When I first saw it, this black and white Nuba face reverberated with many connections to concepts I was trying to work out. It’s the same colors as the hundreds of KISS faces I had painted over and over on Friday and Saturday nights at Adventureland Amusement Park in the late ’70s, but it’s a KISS face as painted by Picasso. It was 30 years before I fully realized that particular connection in a design blending these two influences, but even at the time I saw that this “primitive” “tribal” face was very “modern”. As I began to do educational programs in High Schools on the history of masks and makeup, I found that these Nuba faces got a great reaction from the teens, just as the KISS faces did a decade before.

That black and white Nuba face is also so bold and so simple, another push in a direction I would pursue throughout my endeavors. And just the fact that it stood out as so very different in a book full of bizarre looking humans helped me to see that anything is possible in a facepainting design, there are no rules. That lesson has been pivotal for me.

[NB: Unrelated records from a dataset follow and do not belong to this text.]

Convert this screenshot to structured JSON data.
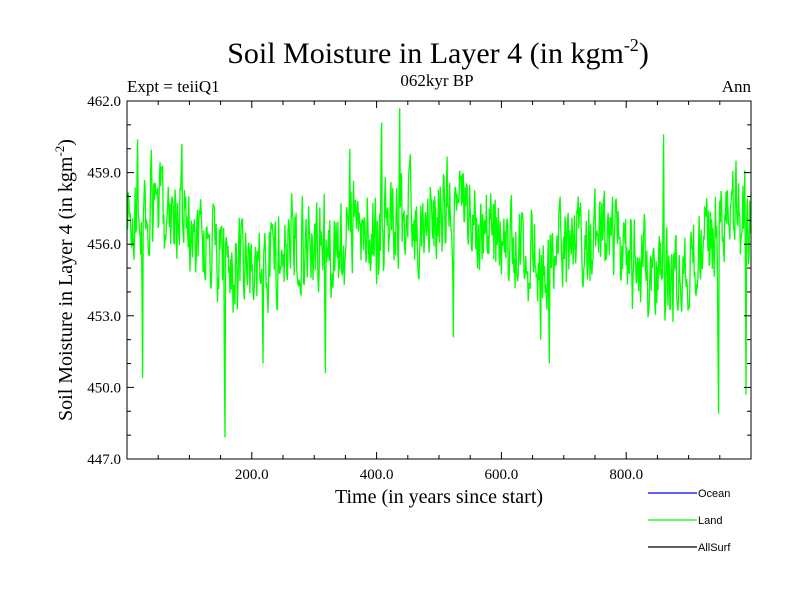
{
  "chart_data": {
    "type": "line",
    "title": "Soil Moisture in Layer 4 (in kgm",
    "title_sup": "-2",
    "title_end": ")",
    "subtitle": "062kyr BP",
    "left_note": "Expt = teiiQ1",
    "right_note": "Ann",
    "xlabel": "Time (in years since start)",
    "ylabel": "Soil Moisture in Layer 4 (in kgm",
    "ylabel_sup": "-2",
    "ylabel_end": ")",
    "xlim": [
      0,
      1000
    ],
    "ylim": [
      447.0,
      462.0
    ],
    "xticks": [
      200,
      400,
      600,
      800
    ],
    "xtick_labels": [
      "200.0",
      "400.0",
      "600.0",
      "800.0"
    ],
    "yticks": [
      447,
      450,
      453,
      456,
      459,
      462
    ],
    "ytick_labels": [
      "447.0",
      "450.0",
      "453.0",
      "456.0",
      "459.0",
      "462.0"
    ],
    "grid": false,
    "legend_position": "bottom-right, below plot",
    "series": [
      {
        "name": "Ocean",
        "color": "#0000ff",
        "values": []
      },
      {
        "name": "Land",
        "color": "#00ff00",
        "mean": 456.0,
        "min": 447.9,
        "max": 461.7,
        "x_start": 1,
        "x_end": 1000,
        "step": 1,
        "notable_points": [
          [
            17,
            460.4
          ],
          [
            25,
            450.4
          ],
          [
            88,
            460.2
          ],
          [
            157,
            447.9
          ],
          [
            218,
            451.0
          ],
          [
            318,
            450.6
          ],
          [
            357,
            460.0
          ],
          [
            408,
            461.1
          ],
          [
            437,
            461.7
          ],
          [
            523,
            452.1
          ],
          [
            663,
            452.0
          ],
          [
            677,
            451.0
          ],
          [
            860,
            460.6
          ],
          [
            948,
            448.9
          ],
          [
            992,
            449.7
          ]
        ]
      },
      {
        "name": "AllSurf",
        "color": "#000000",
        "values": []
      }
    ]
  }
}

My fascination with the bodyart of the Southeast Nuba of the Sudan only increased as I began to learn the story behind their faces, and from the initial inspiration of this one image a lot of work has flowed. The photograph in Thévoz’s, for example, was taken by Leni Riefenstahl, and there certainly is a story in that.

Search “Nuba” on this site for additional posts about this subject.

It only occurred to me as I was writing this that transforming hundreds of teens into KISS faces at an Amusement Park in 1977 may have been my first experience of tribal facepainting.